URGENTE: Erika Hilton manda prenderem Ratinho por tr…Ler mais
12/03/2026
A decisão de levar o caso às autoridades colocou novamente no centro do debate público a relação entre comunicação, responsabilidade e respeito às instituições. Nesta quinta-feira (12), a deputada federal Erika Hilton, do Partido Socialismo e Liberdade (Psol-SP), protocolou uma representação no Ministério Público de São Paulo contra o apresentador de televisão Carlos Roberto Massa, conhecido nacionalmente como Ratinho. A parlamentar pede a abertura de investigação criminal e solicita que, ao final do processo, seja aplicada condenação que inclua pagamento de R$ 10 milhões por danos morais coletivos. O episódio rapidamente ganhou repercussão nas redes sociais e nos meios de comunicação, despertando atenção de especialistas em direito e comunicação.
A iniciativa foi tomada após comentários feitos pelo apresentador durante seu programa exibido pelo Sistema Brasileiro de Televisão (SBT) na noite de quarta-feira (11). Durante a atração, Ratinho comentou a eleição de Erika Hilton para a presidência da Comissão de Defesa dos Direitos da Mulher da Câmara dos Deputados. Segundo o documento apresentado pela deputada ao Ministério Público, o apresentador teria questionado a legitimidade da parlamentar para ocupar o cargo por ela ser uma mulher trans, o que motivou a reação jurídica da congressista e ampliou o debate sobre representatividade e respeito institucional.

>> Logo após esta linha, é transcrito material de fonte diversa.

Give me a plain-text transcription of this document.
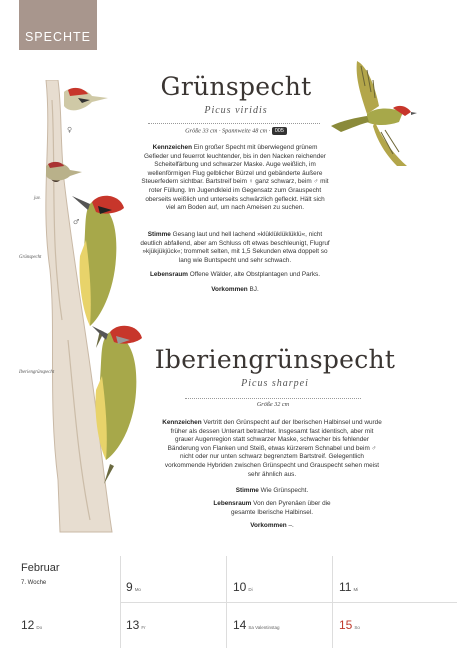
SPECHTE
♀
juv.
♂
Grünspecht
Iberiengrünspecht
Grünspecht
Picus viridis
Größe 33 cm · Spannweite 48 cm · 005
Kennzeichen Ein großer Specht mit überwiegend grünem Gefieder und feuerrot leuchtender, bis in den Nacken reichender Scheitelfärbung und schwarzer Maske. Auge weißlich, im wellenförmigen Flug gelblicher Bürzel und gebänderte äußere Steuerfedern sichtbar. Bartstreif beim ♀ ganz schwarz, beim ♂ mit roter Füllung. Im Jugendkleid im Gegensatz zum Grauspecht oberseits weißlich und unterseits schwärzlich gefleckt. Hält sich viel am Boden auf, um nach Ameisen zu suchen.
Stimme Gesang laut und hell lachend »klüklüklüklüklü«, nicht deutlich abfallend, aber am Schluss oft etwas beschleunigt, Flugruf »kjükjükjück«; trommelt selten, mit 1,5 Sekunden etwa doppelt so lang wie Buntspecht und sehr schwach.
Lebensraum Offene Wälder, alte Obstplantagen und Parks.
Vorkommen BJ.
Iberiengrünspecht
Picus sharpei
Größe 32 cm
Kennzeichen Vertritt den Grünspecht auf der Iberischen Halbinsel und wurde früher als dessen Unterart betrachtet. Insgesamt fast identisch, aber mit grauer Augenregion statt schwarzer Maske, schwacher bis fehlender Bänderung von Flanken und Steiß, etwas kürzerem Schnabel und beim ♂ nicht oder nur unten schwarz begrenztem Bartstreif. Gelegentlich vorkommende Hybriden zwischen Grünspecht und Grauspecht sehen meist sehr ähnlich aus.
Stimme Wie Grünspecht.
Lebensraum Von den Pyrenäen über die gesamte Iberische Halbinsel.
Vorkommen –.
Februar
7. Woche	9 Mo	10 Di	11 Mi
12 Do	13 Fr	14 Sa Valentinstag	15 So
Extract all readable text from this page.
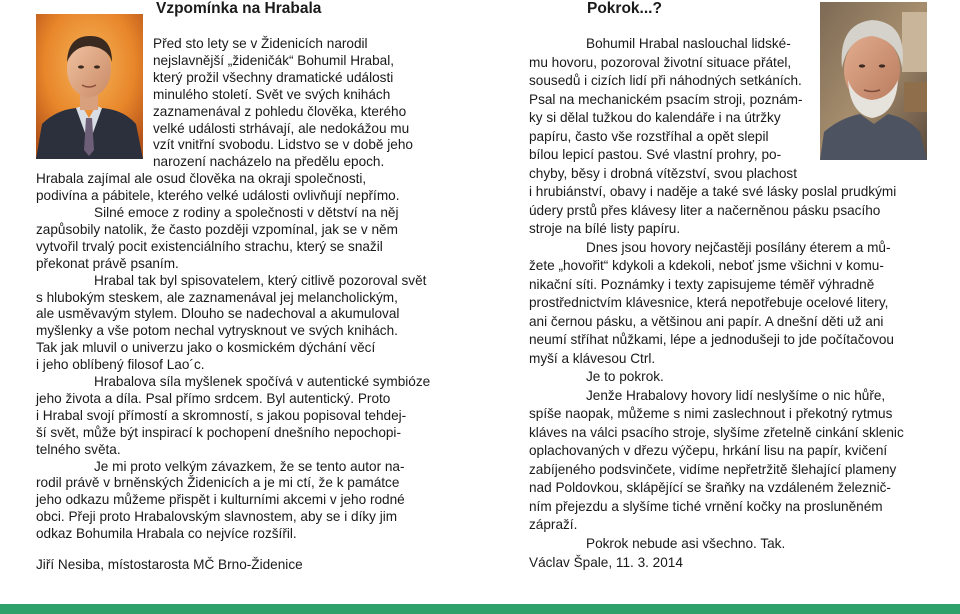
Vzpomínka na Hrabala
Před sto lety se v Židenicích narodil
nejslavnější „žideničák“ Bohumil Hrabal,
který prožil všechny dramatické události
minulého století. Svět ve svých knihách
zaznamenával z pohledu člověka, kterého
velké události strhávají, ale nedokážou mu
vzít vnitřní svobodu. Lidstvo se v době jeho
narození nacházelo na předělu epoch.
Hrabala zajímal ale osud člověka na okraji společnosti,
podivína a pábitele, kterého velké události ovlivňují nepřímo.
Silné emoce z rodiny a společnosti v dětství na něj
zapůsobily natolik, že často později vzpomínal, jak se v něm
vytvořil trvalý pocit existenciálního strachu, který se snažil
překonat právě psaním.
Hrabal tak byl spisovatelem, který citlivě pozoroval svět
s hlubokým steskem, ale zaznamenával jej melancholickým,
ale usměvavým stylem. Dlouho se nadechoval a akumuloval
myšlenky a vše potom nechal vytrysknout ve svých knihách.
Tak jak mluvil o univerzu jako o kosmickém dýchání věcí
i jeho oblíbený filosof Lao´c.
Hrabalova síla myšlenek spočívá v autentické symbióze
jeho života a díla. Psal přímo srdcem. Byl autentický. Proto
i Hrabal svojí přímostí a skromností, s jakou popisoval tehdej-
ší svět, může být inspirací k pochopení dnešního nepochopi-
telného světa.
Je mi proto velkým závazkem, že se tento autor na-
rodil právě v brněnských Židenicích a je mi ctí, že k památce
jeho odkazu můžeme přispět i kulturními akcemi v jeho rodné
obci. Přeji proto Hrabalovským slavnostem, aby se i díky jim
odkaz Bohumila Hrabala co nejvíce rozšířil.
Jiří Nesiba, místostarosta MČ Brno-Židenice
Pokrok...?
Bohumil Hrabal naslouchal lidské-
mu hovoru, pozoroval životní situace přátel,
sousedů i cizích lidí při náhodných setkáních.
Psal na mechanickém psacím stroji, poznám-
ky si dělal tužkou do kalendáře i na útržky
papíru, často vše rozstříhal a opět slepil
bílou lepicí pastou. Své vlastní prohry, po-
chyby, běsy i drobná vítězství, svou plachost
i hrubiánství, obavy i naděje a také své lásky poslal prudkými
údery prstů přes klávesy liter a načerněnou pásku psacího
stroje na bílé listy papíru.
Dnes jsou hovory nejčastěji posílány éterem a mů-
žete „hovořit“ kdykoli a kdekoli, neboť jsme všichni v komu-
nikační síti. Poznámky i texty zapisujeme téměř výhradně
prostřednictvím klávesnice, která nepotřebuje ocelové litery,
ani černou pásku, a většinou ani papír. A dnešní děti už ani
neumí stříhat nůžkami, lépe a jednodušeji to jde počítačovou
myší a klávesou Ctrl.
Je to pokrok.
Jenže Hrabalovy hovory lidí neslyšíme o nic hůře,
spíše naopak, můžeme s nimi zaslechnout i překotný rytmus
kláves na válci psacího stroje, slyšíme zřetelně cinkání sklenic
oplachovaných v dřezu výčepu, hrkání lisu na papír, kvičení
zabíjeného podsvinčete, vidíme nepřetržitě šlehající plameny
nad Poldovkou, sklápějící se šraňky na vzdáleném železnič-
ním přejezdu a slyšíme tiché vrnění kočky na prosluněném
zápraží.
Pokrok nebude asi všechno. Tak.
Václav Špale, 11. 3. 2014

Na representação encaminhada às autoridades, a deputada argumenta que declarações feitas em programas de grande audiência têm impacto direto na formação de opinião pública. Para ela, quando esse tipo de comentário coloca em dúvida a legitimidade de uma autoridade eleita, o assunto ultrapassa o campo da opinião pessoal e passa a ter relevância social e institucional. O pedido inclui a apuração das falas, eventual responsabilização legal e a destinação de indenização por danos morais coletivos, valor que, segundo a parlamentar, poderia ser direcionado a iniciativas de promoção da igualdade e da cidadania.

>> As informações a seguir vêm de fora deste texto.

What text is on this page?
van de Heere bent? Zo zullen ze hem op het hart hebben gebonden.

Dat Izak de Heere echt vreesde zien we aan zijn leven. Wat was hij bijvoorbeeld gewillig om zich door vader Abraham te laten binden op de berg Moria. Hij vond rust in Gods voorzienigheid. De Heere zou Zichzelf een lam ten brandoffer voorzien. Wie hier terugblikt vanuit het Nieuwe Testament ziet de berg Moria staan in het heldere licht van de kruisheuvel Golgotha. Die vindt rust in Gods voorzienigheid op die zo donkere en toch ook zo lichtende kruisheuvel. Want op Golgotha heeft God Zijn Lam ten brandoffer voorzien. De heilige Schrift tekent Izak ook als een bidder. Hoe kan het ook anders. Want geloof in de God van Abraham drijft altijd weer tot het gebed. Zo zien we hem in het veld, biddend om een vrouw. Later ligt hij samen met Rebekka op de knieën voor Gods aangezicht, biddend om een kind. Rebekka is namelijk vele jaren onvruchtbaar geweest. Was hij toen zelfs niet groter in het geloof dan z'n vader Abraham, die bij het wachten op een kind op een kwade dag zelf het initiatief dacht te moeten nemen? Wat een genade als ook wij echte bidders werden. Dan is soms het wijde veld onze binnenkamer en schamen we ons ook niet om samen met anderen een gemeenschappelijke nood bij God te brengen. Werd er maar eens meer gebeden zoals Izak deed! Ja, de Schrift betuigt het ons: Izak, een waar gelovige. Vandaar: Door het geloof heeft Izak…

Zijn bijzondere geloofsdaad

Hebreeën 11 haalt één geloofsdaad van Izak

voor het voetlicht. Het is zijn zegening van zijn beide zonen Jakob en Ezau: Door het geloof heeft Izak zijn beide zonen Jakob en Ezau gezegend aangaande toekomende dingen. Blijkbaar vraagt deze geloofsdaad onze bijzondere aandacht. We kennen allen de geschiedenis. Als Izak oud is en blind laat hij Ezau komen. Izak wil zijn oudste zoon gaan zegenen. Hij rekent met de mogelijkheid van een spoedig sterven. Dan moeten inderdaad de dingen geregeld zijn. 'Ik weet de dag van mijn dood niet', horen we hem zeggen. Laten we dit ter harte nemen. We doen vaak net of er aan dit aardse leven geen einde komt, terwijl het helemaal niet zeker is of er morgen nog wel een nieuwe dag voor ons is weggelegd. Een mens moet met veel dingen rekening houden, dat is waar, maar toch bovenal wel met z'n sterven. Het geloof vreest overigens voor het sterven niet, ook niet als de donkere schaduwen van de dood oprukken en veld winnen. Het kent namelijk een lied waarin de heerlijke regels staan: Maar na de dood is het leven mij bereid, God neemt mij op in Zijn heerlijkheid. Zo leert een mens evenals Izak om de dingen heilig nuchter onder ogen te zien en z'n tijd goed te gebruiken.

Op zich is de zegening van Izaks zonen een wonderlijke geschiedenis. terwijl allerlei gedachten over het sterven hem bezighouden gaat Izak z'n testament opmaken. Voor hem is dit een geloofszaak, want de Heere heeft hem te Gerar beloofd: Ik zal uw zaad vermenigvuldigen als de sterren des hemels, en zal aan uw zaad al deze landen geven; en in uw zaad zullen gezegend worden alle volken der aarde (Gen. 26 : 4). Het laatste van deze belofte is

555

Erika Hilton também destacou que sua eleição para comandar a Comissão de Defesa dos Direitos da Mulher foi resultado de decisão interna da Câmara e do apoio de parlamentares de diferentes partidos. Na avaliação da deputada, a escolha representa um marco simbólico para a política brasileira, sobretudo por ampliar a presença de grupos historicamente pouco representados em espaços de liderança. Ela afirmou que a ação não se trata apenas de uma questão individual, mas de uma discussão mais ampla sobre respeito às instituições democráticas e às pessoas que exercem mandato público.
O caso também reacendeu discussões sobre os limites da liberdade de expressão em programas de entretenimento e opinião. Especialistas lembram que figuras públicas têm o direito de manifestar opiniões, mas ressaltam que esse direito deve conviver com responsabilidades previstas na legislação brasileira. Para juristas, cabe agora ao Ministério Público analisar o conteúdo apresentado na representação e avaliar se há elementos suficientes para abertura de procedimento investigativo, etapa que pode ou não resultar em ações judiciais posteriores.
Enquanto o tema segue em análise pelas autoridades, o episódio continua mobilizando debates entre parlamentares, comunicadores e usuários das redes sociais. Para muitos observadores, situações como essa reforçam a necessidade de diálogo sobre diversidade, respeito e papel da mídia na sociedade contemporânea. Independentemente do desfecho jurídico, a controvérsia demonstra como declarações feitas em ambientes de grande alcance podem rapidamente se transformar em questões de interesse público, ampliando discussões sobre democracia, representatividade e responsabilidade na comunicação.